言うまでもないが、学校再開は警戒を緩めていいという合図ではない。政府の専門家会議は都市部などでの大規模流行に警鐘を鳴らしている。校内にはいなくても、周辺地域で感染者が急増した場合はただちに休校に切り替えるなど、臨機応変の対応が求められる。

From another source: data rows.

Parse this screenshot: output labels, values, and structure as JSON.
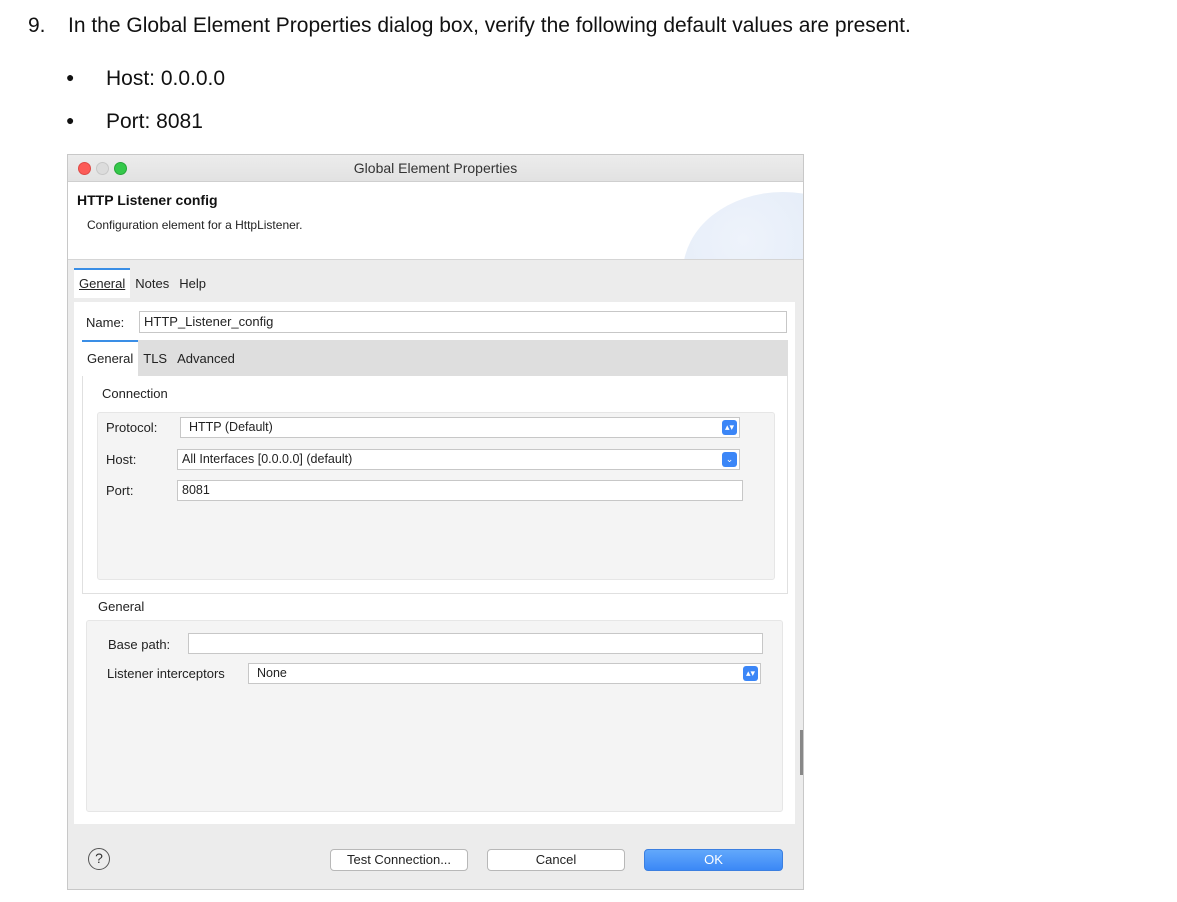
{
  "instructions": {
    "step_number": "9.",
    "step_text": "In the Global Element Properties dialog box, verify the following default values are present.",
    "bullets": [
      "Host: 0.0.0.0",
      "Port: 8081"
    ],
    "bullet_glyph": "●"
  },
  "dialog": {
    "title": "Global Element Properties",
    "heading": "HTTP Listener config",
    "description": "Configuration element for a HttpListener.",
    "tabs": [
      "General",
      "Notes",
      "Help"
    ],
    "name_label": "Name:",
    "name_value": "HTTP_Listener_config",
    "inner_tabs": [
      "General",
      "TLS",
      "Advanced"
    ],
    "connection": {
      "group_label": "Connection",
      "protocol_label": "Protocol:",
      "protocol_value": "HTTP (Default)",
      "host_label": "Host:",
      "host_value": "All Interfaces [0.0.0.0] (default)",
      "port_label": "Port:",
      "port_value": "8081"
    },
    "general": {
      "group_label": "General",
      "base_path_label": "Base path:",
      "base_path_value": "",
      "interceptors_label": "Listener interceptors",
      "interceptors_value": "None"
    },
    "buttons": {
      "help": "?",
      "test_connection": "Test Connection...",
      "cancel": "Cancel",
      "ok": "OK"
    },
    "accent_color": "#3b88f6"
  }
}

また、開校か閉鎖かの二者択一ではなく、他に取りうる手段も用意しておきたい。学年や学級別に授業日を設ける分散登校など、密集を避けつつ授業を進める工夫があっていい。休校にする場合も、学校施設を開放して自宅で一人になる子たちの居場所をつくることはできる。

気になるのは休校に伴う学習の遅れだ。9年前の3月に起きた東日本大震災では、被災した学校の多くは4月中下旬まで、遅いところでは5月下旬まで始業がずれ込んだ。その後、夏冬の休みを短くしたり、土曜授業を行ったりして取り戻したという。当時の知見も生かし、児童生徒や教員の負担が過大にならない方法を探ってほしい。

ネットを使った授業動画や、デジタル教材による自習の試みも広がっている。ただ、自宅に機器があるかどうかや自学自習ができる環境か否かは家庭による差が大きく、教育格差を広げかねない面もある。対面学習の重要性に変わりはない。NPOなどと連携し、学習支援事業の強化もあわせて進めたい。